ESP32 Security Cheatsheet
ESP32 Security Cheatsheet¶
Overview¶
The ESP32 is a powerful and popular microcontroller with built-in Wi-Fi and Bluetooth. It is widely used in a variety of IoT devices, from smart home hubs to industrial sensors. However, like any connected device, the ESP32 is vulnerable to security threats. This cheatsheet provides a quick reference guide for understanding and improving the security of ESP32-based devices.
Key Security Features¶
- Secure Boot: Ensures that only trusted code is executed on the device.
- Flash Encryption: Encrypts the contents of the flash memory to protect against unauthorized access.
- Hardware Cryptography: The ESP32 has a hardware-accelerated cryptographic engine that can be used to perform a variety of cryptographic operations, such as AES, SHA, and RSA.

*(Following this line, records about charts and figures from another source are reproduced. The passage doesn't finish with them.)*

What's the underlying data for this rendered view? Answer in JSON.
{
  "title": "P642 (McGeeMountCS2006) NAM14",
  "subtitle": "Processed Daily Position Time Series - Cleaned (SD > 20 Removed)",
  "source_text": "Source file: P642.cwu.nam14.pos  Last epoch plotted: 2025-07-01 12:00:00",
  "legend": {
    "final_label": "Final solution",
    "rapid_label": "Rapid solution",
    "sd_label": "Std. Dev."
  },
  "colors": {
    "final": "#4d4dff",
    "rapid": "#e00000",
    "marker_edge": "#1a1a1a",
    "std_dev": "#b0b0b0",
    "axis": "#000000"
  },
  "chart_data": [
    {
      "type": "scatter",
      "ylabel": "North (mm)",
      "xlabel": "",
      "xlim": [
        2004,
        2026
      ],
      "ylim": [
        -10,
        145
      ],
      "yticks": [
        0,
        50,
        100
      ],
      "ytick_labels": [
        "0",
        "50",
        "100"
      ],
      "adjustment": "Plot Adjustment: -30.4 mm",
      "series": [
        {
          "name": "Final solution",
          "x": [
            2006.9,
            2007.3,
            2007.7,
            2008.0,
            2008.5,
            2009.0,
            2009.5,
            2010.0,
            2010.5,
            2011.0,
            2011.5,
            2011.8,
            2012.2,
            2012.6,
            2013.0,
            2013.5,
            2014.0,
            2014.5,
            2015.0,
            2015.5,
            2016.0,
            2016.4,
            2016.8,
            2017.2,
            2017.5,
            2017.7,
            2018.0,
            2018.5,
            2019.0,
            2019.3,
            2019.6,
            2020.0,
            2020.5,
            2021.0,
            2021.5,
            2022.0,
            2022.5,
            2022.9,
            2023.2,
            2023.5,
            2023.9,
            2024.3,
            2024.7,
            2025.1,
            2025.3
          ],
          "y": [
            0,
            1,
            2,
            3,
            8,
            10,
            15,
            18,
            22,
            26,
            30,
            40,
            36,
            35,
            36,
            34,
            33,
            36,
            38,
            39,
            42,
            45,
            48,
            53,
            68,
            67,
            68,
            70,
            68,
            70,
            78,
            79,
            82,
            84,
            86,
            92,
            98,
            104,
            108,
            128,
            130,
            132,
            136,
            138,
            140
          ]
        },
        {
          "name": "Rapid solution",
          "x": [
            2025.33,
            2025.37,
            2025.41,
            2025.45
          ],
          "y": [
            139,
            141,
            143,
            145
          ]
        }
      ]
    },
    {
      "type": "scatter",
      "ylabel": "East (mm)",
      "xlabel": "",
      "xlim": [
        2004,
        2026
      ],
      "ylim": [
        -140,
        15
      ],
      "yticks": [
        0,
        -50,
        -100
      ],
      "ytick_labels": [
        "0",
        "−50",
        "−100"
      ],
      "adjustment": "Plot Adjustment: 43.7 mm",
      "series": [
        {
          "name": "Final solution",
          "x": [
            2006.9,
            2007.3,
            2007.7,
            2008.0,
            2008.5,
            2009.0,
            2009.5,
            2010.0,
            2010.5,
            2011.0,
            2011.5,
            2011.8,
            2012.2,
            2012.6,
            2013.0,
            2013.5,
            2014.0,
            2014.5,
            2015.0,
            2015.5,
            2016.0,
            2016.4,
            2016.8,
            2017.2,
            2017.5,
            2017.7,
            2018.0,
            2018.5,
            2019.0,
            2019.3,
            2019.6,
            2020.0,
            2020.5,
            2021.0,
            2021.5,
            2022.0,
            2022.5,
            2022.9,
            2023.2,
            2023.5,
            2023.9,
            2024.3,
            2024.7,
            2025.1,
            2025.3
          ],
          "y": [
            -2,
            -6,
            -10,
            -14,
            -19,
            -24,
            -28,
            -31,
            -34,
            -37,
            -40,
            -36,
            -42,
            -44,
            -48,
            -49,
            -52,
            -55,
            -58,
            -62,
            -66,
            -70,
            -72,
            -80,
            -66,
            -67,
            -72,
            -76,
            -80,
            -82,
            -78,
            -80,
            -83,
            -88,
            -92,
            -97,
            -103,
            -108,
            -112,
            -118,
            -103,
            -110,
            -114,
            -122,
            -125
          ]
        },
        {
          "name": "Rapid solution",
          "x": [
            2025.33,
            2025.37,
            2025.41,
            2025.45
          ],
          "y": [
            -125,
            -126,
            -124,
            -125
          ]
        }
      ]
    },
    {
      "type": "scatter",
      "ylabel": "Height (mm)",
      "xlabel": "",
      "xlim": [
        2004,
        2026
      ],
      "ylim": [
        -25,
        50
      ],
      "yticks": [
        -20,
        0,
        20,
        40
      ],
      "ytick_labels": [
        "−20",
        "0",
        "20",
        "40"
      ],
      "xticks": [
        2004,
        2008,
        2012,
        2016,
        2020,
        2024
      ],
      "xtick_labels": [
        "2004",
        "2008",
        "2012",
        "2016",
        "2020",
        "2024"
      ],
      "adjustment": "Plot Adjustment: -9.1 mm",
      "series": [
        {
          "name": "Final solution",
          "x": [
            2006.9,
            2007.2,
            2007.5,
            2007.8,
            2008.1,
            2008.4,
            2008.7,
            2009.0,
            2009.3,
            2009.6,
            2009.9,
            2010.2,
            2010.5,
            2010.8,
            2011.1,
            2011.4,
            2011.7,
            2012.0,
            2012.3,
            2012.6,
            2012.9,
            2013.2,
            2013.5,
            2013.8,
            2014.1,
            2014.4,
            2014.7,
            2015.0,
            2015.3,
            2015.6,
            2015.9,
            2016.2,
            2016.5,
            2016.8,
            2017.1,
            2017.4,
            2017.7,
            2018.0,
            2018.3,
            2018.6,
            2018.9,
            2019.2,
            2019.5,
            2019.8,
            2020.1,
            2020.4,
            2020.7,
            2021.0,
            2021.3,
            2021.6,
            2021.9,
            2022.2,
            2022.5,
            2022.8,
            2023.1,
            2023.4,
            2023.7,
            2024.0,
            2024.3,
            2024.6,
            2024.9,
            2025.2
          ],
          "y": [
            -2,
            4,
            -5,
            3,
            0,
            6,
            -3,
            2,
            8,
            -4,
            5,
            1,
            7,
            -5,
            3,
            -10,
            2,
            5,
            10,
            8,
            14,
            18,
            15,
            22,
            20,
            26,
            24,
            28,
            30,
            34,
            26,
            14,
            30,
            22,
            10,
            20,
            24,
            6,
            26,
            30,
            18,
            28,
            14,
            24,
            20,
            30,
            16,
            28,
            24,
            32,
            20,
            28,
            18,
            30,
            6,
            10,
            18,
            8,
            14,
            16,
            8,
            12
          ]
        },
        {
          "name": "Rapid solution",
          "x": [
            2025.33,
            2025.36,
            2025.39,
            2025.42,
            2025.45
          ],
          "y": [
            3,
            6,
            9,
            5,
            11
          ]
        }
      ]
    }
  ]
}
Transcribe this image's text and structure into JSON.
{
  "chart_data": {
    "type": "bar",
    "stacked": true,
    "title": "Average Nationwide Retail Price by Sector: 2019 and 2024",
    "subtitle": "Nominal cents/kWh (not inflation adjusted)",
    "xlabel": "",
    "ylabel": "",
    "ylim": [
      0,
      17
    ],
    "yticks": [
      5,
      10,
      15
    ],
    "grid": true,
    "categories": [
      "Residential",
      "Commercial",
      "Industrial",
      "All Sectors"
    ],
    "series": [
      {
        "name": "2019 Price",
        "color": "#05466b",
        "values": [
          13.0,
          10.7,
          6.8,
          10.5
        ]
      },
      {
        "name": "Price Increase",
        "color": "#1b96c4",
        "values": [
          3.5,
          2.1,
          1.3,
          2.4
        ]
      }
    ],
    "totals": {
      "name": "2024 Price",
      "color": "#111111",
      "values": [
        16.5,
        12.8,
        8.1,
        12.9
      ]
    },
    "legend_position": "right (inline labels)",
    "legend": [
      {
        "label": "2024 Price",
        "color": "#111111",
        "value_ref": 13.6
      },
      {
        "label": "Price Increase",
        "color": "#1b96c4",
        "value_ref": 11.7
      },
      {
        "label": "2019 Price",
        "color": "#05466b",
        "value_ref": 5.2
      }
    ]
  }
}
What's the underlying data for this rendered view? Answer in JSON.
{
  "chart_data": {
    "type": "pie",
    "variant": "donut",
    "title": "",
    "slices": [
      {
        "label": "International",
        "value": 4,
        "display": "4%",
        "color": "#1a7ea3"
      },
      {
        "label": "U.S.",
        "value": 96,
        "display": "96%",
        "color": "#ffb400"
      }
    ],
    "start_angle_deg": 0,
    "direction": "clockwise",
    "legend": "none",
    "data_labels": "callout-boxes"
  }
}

- Wi-Fi Security: The ESP32 supports a variety of Wi-Fi security protocols, including WPA2 and WPA3.
- Bluetooth Security: The ESP32 supports Bluetooth Secure Connections, which provides a secure way to pair and communicate with other Bluetooth devices.
Common Vulnerabilities¶
- Insecure Wi-Fi Configuration: Using weak or no Wi-Fi security can allow attackers to gain unauthorized access to the device.
- Insecure Bluetooth Configuration: Using weak or no Bluetooth security can allow attackers to gain unauthorized access to the device.
- Insecure Over-the-Air (OTA) Updates: Failing to properly secure the OTA update process can allow attackers to install malicious firmware on the device.
- Insecure Web Interface: A poorly designed web interface can be vulnerable to a variety of attacks, such as cross-site scripting (XSS) and SQL injection.
- Physical Attacks: An attacker with physical access to the device can attempt to extract sensitive information from the flash memory or to modify the firmware.
Best Practices¶
- Enable Secure Boot and Flash Encryption: These features provide a strong defense against physical attacks.
- Use Strong Wi-Fi and Bluetooth Security: Use WPA2 or WPA3 for Wi-Fi and Bluetooth Secure Connections for Bluetooth.
- Secure the OTA Update Process: Use a secure method to deliver and install OTA updates, such as HTTPS and code signing.
- Design a Secure Web Interface: Use a secure web framework and follow best practices for web security.
- Protect Against Physical Attacks: Use a secure enclosure and consider using tamper-evident seals.